IISWC 2025 ✦ October 2025

BetterTogether: An Interference-Aware Framework for Fine-grained Software Pipelining on Heterogeneous SoCs.

Yanwen Xu, Rithik Sharma, Zheyuan Chen, Shaan Mistry, Tyler Sorensen

IEEE International Symposium on Workload Characterization (IISWC) , 2025 [Best Paper Award]

Best Paper AwardConference Papers

Data processing on the edge offers advantages over cloud-based solutions, including reduced latency and lower energy consumption. However, to fully utilize edge SoCs, applications must be efficiently mapped onto these devices’ constituent heterogeneous processing units. This mapping is challenging, as modern SoCs incorporate diverse compute units, such as big.LITTLE architectures and GPUs with distinct performance characteristics. Furthermore, due to edge SoCs’ integration and resource constraints, execution on one processing unit can interfere with the runtime of others, complicating the construction of modular and composable performance models.

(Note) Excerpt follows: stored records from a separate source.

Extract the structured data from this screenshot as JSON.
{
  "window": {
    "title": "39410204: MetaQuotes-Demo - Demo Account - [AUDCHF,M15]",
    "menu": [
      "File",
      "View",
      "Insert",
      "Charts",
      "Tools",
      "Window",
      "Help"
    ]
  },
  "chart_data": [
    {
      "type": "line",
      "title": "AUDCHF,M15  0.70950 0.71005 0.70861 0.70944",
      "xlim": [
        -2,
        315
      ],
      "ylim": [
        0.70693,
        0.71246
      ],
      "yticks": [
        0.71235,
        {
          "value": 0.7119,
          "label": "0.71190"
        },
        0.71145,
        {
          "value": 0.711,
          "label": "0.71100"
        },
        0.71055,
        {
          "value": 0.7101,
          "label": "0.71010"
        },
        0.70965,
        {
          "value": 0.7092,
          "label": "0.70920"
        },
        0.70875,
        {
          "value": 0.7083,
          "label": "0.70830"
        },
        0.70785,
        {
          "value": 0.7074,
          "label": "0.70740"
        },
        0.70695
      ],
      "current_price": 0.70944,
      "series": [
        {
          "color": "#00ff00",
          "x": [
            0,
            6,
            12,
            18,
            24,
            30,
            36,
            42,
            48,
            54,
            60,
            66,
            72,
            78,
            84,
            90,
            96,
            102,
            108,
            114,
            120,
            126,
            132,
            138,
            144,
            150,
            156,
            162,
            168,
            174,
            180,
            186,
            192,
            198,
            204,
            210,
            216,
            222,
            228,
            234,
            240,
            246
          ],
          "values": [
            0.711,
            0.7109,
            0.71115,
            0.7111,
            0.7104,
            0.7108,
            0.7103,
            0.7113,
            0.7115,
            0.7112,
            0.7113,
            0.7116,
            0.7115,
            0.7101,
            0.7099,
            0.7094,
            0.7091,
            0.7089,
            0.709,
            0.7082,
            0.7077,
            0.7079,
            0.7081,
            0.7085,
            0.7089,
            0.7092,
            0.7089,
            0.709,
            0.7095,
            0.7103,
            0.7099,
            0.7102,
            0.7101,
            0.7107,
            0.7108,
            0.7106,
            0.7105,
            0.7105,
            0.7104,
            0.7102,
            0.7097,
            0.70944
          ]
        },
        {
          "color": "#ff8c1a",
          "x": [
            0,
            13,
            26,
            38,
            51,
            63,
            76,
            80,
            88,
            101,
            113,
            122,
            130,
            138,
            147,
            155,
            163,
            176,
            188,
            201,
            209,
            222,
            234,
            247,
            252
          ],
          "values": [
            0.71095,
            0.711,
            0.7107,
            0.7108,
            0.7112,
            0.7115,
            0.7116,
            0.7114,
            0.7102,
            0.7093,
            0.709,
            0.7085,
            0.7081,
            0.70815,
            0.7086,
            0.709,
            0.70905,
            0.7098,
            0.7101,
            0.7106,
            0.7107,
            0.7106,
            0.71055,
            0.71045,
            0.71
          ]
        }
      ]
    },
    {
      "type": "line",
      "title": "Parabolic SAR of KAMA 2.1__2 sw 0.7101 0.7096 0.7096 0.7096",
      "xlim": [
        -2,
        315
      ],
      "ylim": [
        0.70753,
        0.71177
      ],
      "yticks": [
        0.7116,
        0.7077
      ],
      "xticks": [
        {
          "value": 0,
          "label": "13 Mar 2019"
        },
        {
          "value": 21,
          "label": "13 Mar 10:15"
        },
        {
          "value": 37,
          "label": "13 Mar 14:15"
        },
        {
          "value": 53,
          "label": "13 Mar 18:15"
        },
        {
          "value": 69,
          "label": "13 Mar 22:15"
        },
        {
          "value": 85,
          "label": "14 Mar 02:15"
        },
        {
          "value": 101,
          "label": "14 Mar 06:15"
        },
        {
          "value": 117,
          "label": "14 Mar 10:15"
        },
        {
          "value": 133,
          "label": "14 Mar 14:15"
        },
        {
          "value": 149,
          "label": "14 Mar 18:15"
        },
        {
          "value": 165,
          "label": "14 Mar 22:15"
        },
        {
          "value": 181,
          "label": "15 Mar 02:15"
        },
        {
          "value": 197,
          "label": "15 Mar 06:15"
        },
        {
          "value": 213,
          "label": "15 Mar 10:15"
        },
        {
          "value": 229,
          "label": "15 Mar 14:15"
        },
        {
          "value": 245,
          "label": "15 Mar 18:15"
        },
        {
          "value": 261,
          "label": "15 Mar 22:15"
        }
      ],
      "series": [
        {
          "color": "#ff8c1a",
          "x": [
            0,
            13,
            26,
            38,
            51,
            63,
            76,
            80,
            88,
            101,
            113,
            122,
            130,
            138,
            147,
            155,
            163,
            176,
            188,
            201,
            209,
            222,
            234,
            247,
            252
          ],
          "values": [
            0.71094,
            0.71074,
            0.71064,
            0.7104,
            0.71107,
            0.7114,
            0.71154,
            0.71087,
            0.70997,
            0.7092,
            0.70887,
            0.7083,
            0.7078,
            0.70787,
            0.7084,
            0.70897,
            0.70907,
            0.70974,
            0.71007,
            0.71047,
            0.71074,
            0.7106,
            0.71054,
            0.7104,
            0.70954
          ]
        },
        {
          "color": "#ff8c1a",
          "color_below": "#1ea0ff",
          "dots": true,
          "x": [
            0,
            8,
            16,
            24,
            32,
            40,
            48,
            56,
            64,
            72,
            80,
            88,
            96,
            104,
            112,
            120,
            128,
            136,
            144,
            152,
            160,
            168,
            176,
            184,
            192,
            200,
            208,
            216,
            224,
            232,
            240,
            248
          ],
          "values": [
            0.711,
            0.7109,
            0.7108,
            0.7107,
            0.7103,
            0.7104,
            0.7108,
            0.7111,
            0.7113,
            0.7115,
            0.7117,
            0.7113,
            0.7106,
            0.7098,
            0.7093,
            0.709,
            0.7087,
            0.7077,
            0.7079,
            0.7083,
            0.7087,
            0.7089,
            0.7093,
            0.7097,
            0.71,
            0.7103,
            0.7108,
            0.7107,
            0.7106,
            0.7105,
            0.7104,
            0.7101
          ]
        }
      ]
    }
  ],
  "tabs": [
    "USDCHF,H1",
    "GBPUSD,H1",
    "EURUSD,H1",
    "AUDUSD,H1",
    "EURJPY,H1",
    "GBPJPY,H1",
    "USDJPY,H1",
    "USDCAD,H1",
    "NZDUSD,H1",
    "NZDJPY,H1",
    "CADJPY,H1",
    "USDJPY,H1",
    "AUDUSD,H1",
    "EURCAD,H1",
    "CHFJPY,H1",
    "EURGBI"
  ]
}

To address these challenges, we present BetterTogether, a flexible scheduling framework that enables fine-grained software pipelining on heterogeneous SoCs. Applications are provided as a sequence of stages, each with a CPU and GPU implementation. These stages can then be pipelined across the various processing units on the SoC. The novel component of BetterTogether is its ability to generate accurate and efficient pipeline schedules using a profile-guided performance model that captures execution time under representative intra-application interference.

We demonstrate the portability of BetterTogether by evaluating it on three SoCs with GPUs from different vendors (NVIDIA, Arm, and Qualcomm) and using three computer vision edge workloads with different computational characteristics. Our performance model yields predictions that correlate strongly with measured results. Using these models, we construct efficient pipeline schedules specialized to each workload-platform combination, outperforming homogeneous GPU baselines in nearly all cases, with a geomean speedup of 2.72x and a maximum of 8.4x.